When it comes to psychiatric medications, stick with healthcare professionals, preferably in person. Things have changed a little bit since the pandemic started, with telepsychiatry gaining more popularity. Telepsychiatry involves remotely seeing your psychiatrist or mental healthcare provider from any location. It doesn’t require you to be in an office. It’s very convenient for patients to do these sessions from the comfort of their home (sometimes discomfort if you know what I mean). Whether you choose telepsychiatry or in person appointments does not matter. Just don’t start out with internet sources.

Are you Ready? (This is Defeating Stigma Mindfully)

Coping With Anxiety Without Medications

Man with an anxiety disorder hugging himself next to his shadow on wall

Fighting Anxiety Naturally

You walk into a psychotherapy appointment or on a tennis court with good intentions, when all of a sudden your mind sprinkles anxious symptoms all over you. For someone who has never experienced anxiety, this may be quite frightening: worry, fear, uneasiness, on edge, constantly touching your hands or face or feeling like something bad is going to happen.

For a seasoned veteran suffering from anxiety, the symptoms listed above are nothing new; just more pain to suffer but grow from. For many, medications are used to control anxiety, especially panic attacks. Medications such as antidepressants take at least 4-6 weeks for you to see a difference in your anxiety, and even then it’s no guarantee.

Nothing is a guarantee when it comes to mental illness. Don’t get me wrong, medications work great for anxiety! But you just have to make the choice of wanting to be on one or not. Remember that no medication is free of side effects. Your typical SSRIs commonly cause sexual dysfunction such as delayed ejaculation, anorgasmia, reduced sexual desire and more.

But it doesn’t mean that you will experience sexual side effects if you get started on an SSRI, but it’s definitely worth being informed about them! The other solution of battling anxiety is fighting it naturally, such as going through psychotherapy, performing mindfulness in your free time, praying or just experiencing the symptoms enough times that you eventually adopt a good control over them.

When you decide to take the natural route, you will notice that it’s a much more rocky and unpredictable road: the symptoms can return at anytime and you must be prepared to deal with them.

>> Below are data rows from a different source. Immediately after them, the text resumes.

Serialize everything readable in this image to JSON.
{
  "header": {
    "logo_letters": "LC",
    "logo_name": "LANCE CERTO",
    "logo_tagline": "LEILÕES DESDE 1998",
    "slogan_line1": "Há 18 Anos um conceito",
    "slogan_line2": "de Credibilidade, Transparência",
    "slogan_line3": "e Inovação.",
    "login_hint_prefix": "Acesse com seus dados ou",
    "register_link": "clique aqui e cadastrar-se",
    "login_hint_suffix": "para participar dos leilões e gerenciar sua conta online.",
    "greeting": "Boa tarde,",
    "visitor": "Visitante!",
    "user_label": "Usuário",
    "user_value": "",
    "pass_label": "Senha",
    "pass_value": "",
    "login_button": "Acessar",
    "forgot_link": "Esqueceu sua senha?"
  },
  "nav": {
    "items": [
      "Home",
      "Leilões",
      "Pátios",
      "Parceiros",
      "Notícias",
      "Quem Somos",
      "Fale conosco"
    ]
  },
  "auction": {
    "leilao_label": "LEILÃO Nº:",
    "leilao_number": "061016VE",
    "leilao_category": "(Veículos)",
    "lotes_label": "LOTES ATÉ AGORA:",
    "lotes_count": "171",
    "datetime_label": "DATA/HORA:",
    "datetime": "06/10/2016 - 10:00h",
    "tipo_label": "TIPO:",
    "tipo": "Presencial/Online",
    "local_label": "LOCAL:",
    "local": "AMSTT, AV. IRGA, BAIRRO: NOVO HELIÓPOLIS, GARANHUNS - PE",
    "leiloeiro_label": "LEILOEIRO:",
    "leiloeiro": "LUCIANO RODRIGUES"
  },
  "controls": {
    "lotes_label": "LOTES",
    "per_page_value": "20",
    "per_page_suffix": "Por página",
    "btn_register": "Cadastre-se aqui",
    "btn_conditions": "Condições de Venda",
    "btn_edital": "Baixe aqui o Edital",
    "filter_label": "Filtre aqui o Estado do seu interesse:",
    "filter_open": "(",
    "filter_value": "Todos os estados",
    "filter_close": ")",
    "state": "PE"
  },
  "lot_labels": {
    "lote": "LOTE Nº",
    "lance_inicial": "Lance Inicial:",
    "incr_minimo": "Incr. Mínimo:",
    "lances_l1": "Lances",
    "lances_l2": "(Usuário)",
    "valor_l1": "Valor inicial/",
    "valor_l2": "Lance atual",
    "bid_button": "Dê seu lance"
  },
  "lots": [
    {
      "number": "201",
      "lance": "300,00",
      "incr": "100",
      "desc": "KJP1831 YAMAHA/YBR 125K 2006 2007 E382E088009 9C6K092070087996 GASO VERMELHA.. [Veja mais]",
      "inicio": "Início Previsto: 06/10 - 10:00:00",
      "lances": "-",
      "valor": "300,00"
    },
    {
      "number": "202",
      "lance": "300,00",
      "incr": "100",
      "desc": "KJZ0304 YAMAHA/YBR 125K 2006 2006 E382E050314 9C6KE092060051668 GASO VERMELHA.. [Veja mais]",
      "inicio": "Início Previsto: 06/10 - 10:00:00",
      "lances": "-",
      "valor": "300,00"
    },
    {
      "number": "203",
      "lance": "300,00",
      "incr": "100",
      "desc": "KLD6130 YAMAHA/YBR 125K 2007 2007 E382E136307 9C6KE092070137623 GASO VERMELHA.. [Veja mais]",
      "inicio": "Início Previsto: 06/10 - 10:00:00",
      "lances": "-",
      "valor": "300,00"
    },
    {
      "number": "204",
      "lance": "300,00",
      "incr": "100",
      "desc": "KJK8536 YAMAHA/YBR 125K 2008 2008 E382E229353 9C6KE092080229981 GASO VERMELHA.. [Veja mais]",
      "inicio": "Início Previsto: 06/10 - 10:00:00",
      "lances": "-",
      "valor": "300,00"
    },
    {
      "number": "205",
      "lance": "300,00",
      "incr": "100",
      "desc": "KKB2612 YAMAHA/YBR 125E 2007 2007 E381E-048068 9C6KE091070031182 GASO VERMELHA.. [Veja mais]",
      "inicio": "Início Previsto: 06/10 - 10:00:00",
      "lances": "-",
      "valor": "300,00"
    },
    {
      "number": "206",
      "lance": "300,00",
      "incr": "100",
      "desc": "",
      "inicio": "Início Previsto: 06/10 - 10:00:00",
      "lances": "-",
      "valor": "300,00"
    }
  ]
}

When on medications, the symptoms tend to be much better controlled in the long run.

But the risk of experiencing side effects from antidepressants does not outweigh the benefits in many peoples’ eyes. So they rely on beating anxiety naturally. But “beating” is the wrong word because you will never beat a mental illness, you will just learn how to be in better control of it! And being in better control may mean never experiencing the symptoms ever again.

You won’t “beat” it because there is no cure for any mental illness; there is no magic formula or special medication which eradicates the mental illness from your mind. There is no talk therapy which does that either! The illness is multifactorial: genes, altered levels of neurotransmitters, unconscious conflicts, personality, receptor damage 2/2 alcohol or drug use, etc.

Your goal should not be to “beat” your mental illness. No . . . your goal is not that. Your goal is to live a happy life and not allow your mental illness to take that away from you!